If rejectRequest is true, reasonPhrase is not returned to the User Agent.
responseHeaders
Document List Conditional. A document list (IData []) containing the header fields to set in the response sent to the User Agent.
responseHeaders is optional when rejectRequest is set to false.
If rejectRequest is true, responseHeaders is not returned to the User Agent.
Key
Description
fieldName
String Name of the header field to set.
fieldValue
String Value of the header field to set.
responseEntity
String Conditional. Body of the response to be sent to the User Agent.
responseEntity is optional when rejectRequest is set to false.
If rejectRequest is true, responseEntity is not returned to the User Agent.
Usage Notes
A UserInfo service performs custom processing based on the personally identifiable information in the OpenID Connect UserInfo token returned from the OpenID Provider. The logic of the UserInfo service must determine whether to accept or reject the original resource request made by the User Agent.

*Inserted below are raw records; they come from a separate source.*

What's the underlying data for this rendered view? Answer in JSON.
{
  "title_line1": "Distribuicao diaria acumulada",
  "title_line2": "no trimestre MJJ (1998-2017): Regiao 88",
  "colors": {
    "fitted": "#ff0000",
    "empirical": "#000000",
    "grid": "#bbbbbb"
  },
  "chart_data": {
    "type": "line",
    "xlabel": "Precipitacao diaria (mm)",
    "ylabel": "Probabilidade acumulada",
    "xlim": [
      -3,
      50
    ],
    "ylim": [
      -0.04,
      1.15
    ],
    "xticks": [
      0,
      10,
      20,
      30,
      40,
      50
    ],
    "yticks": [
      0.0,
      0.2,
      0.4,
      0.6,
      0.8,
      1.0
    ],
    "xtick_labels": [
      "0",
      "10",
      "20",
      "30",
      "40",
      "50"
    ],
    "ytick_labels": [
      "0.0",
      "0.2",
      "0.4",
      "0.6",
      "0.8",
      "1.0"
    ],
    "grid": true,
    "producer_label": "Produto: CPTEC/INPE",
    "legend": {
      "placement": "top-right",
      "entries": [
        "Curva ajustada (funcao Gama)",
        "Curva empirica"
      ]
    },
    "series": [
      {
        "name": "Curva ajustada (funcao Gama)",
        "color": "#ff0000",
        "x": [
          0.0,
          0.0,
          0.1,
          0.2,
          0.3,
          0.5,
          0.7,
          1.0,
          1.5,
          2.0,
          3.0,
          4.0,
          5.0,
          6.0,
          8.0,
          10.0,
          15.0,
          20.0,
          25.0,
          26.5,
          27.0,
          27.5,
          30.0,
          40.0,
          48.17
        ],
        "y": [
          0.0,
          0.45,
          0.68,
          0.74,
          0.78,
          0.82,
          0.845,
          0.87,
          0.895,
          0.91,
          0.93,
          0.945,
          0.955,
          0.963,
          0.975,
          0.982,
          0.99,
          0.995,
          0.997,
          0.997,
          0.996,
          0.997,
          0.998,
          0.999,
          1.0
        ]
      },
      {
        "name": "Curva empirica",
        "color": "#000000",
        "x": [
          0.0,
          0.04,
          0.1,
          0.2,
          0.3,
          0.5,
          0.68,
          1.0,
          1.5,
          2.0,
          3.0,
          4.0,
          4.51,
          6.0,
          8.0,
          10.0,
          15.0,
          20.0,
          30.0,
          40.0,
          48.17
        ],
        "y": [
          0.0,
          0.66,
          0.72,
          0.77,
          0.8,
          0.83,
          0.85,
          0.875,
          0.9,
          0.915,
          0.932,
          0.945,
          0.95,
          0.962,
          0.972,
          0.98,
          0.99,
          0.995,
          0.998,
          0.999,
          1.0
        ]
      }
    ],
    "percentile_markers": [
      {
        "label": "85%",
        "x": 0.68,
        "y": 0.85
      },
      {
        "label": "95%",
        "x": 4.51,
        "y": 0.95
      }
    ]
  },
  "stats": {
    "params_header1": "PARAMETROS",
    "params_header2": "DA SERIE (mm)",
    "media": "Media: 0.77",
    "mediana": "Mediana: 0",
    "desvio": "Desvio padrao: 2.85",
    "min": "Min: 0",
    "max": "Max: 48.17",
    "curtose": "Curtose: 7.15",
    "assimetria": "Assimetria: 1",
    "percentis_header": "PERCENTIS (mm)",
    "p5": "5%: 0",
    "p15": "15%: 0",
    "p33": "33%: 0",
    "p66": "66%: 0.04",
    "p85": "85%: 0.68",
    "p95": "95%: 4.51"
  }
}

The pub.security:userInfoSpec must be used as the signature for any service used as a UserInfo service. If the UserInfo service does not use the pub.security:userInfoSpec specification as the service signature, Integration Server ignores the results of the UserInfo service and continues to process the request as if the UserInfo service had not been invoked.
Integration Server can only reject a request using a UserInfo service if the UserInfo service is invoked synchronously. When registering the UserInfo service with the OpenID Provider, make sure to register the service as synchronous if you want to be able to reject a User Agent request based on the output of th UserInfo service.
Integration Server populates userInfoClaims or error depending on the response from the OpenID Provider’s UserInfo Endpoint.